Number Class 1 red soil 2 cotton crop 3 grey soil 4 damp grey soil 5 soil with vegetation stubble 6 mixture class (all types present) 7 very damp grey soil

Note: There are no examples with class 6 in this dataset.

The data is given in random order and certain lines of data have been removed so you cannot reconstruct the original image from this dataset.

In each line of data the four spectral values for the top-left pixel are given first followed by the four spectral values for the top-middle pixel and then those for the top-right pixel, and so on with the pixels

3 read out in sequence left-to-right and top-to-bottom. Thus, the four spectral values for the central pixel are given by attributes 17,18,19 and 20.

You can read the data into R from the file satimage.txt in the Shared folder on Class Storage using the command below:

> SATimage = read.table(file.choose(),header=T,sep=” “)  be sure to put a space between the quotes!

> SATimage = data.frame(SATimage[,1:36],class=as.factor(SATimage$class))
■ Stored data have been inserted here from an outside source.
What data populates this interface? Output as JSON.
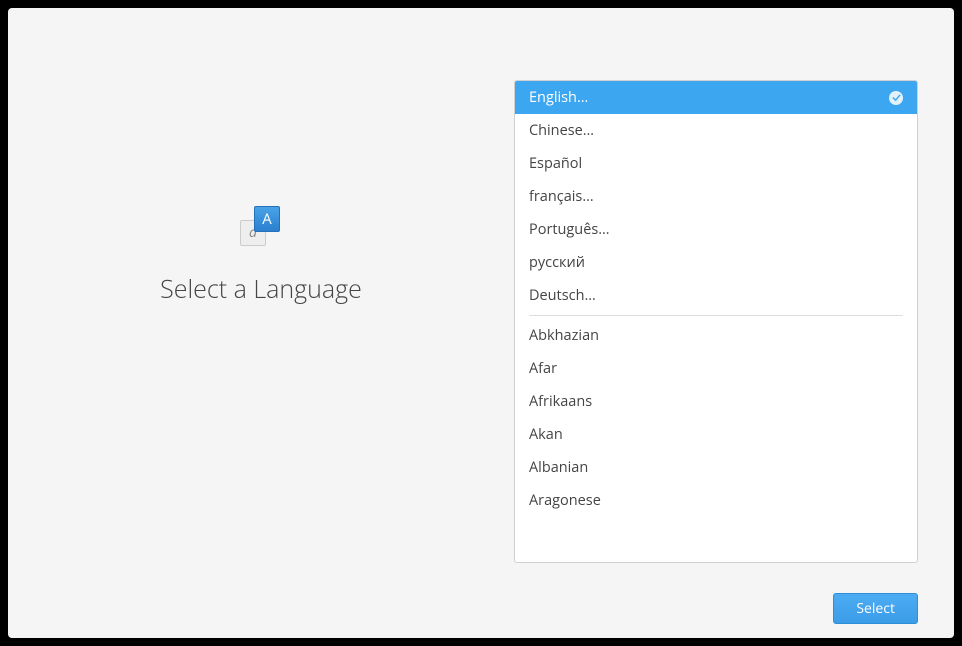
{
  "heading": "Select a Language",
  "primary_languages": [
    {
      "label": "English…",
      "selected": true
    },
    {
      "label": "Chinese…",
      "selected": false
    },
    {
      "label": "Español",
      "selected": false
    },
    {
      "label": "français…",
      "selected": false
    },
    {
      "label": "Português…",
      "selected": false
    },
    {
      "label": "русский",
      "selected": false
    },
    {
      "label": "Deutsch…",
      "selected": false
    }
  ],
  "secondary_languages": [
    {
      "label": "Abkhazian"
    },
    {
      "label": "Afar"
    },
    {
      "label": "Afrikaans"
    },
    {
      "label": "Akan"
    },
    {
      "label": "Albanian"
    },
    {
      "label": "Aragonese"
    }
  ],
  "select_button": "Select",
  "icon_back_char": "a",
  "icon_front_char": "A"
}
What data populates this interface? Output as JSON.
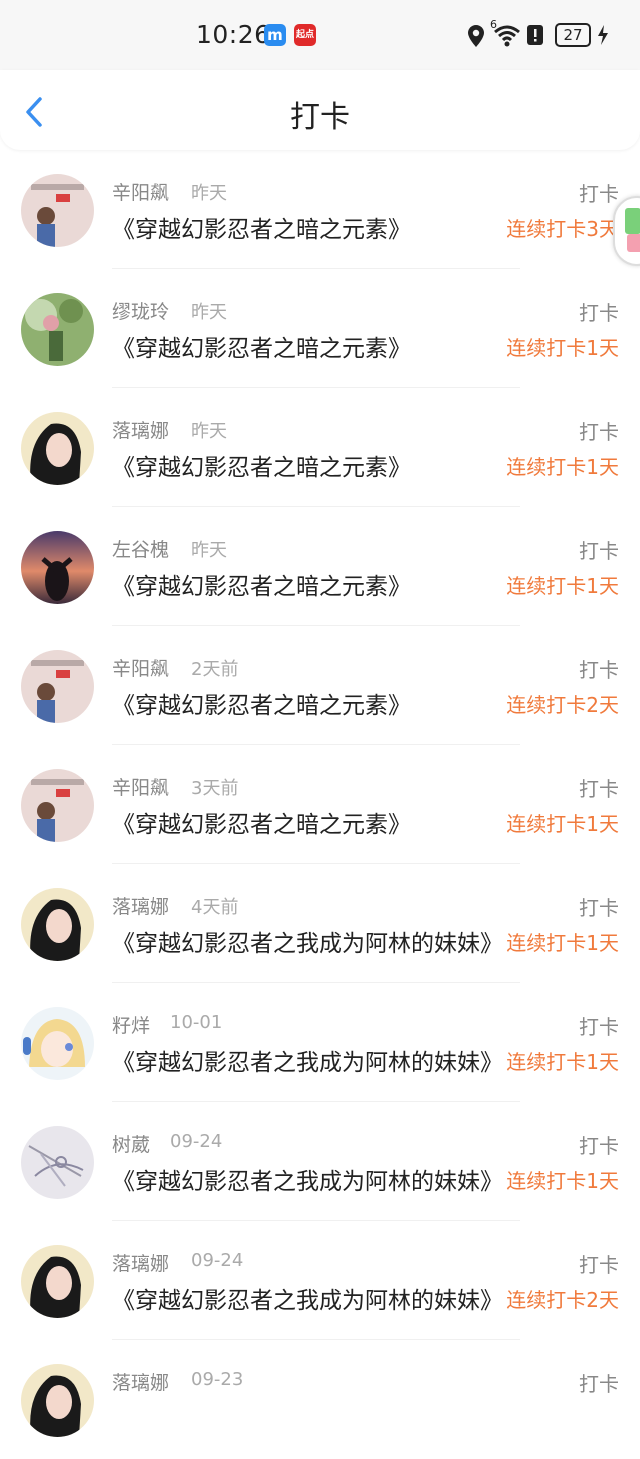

This command makes sure that the response is interpreted as a factor (categorical) rather than as a number. Use SATimage as the data frame throughout.

Create a test and training set using the code below:

> set.seed(888)  this ensures you all have the same data!!! > testcases = sample(1:dim(SATimage)[1],1000,replace=F) > SATtest = SATimage[testcases,] > SATtrain = SATimage[-testcases,] a) Compare sknn, naïve Bayes, neural network, lda, qda, and rda classification of the test cases.

Which method performs best for these data? b) Write your own MCCV cross-validation routines for lda, qda, and rda classification. Demonstrate their use with the full SAT image dataset. Which of these methods performs best?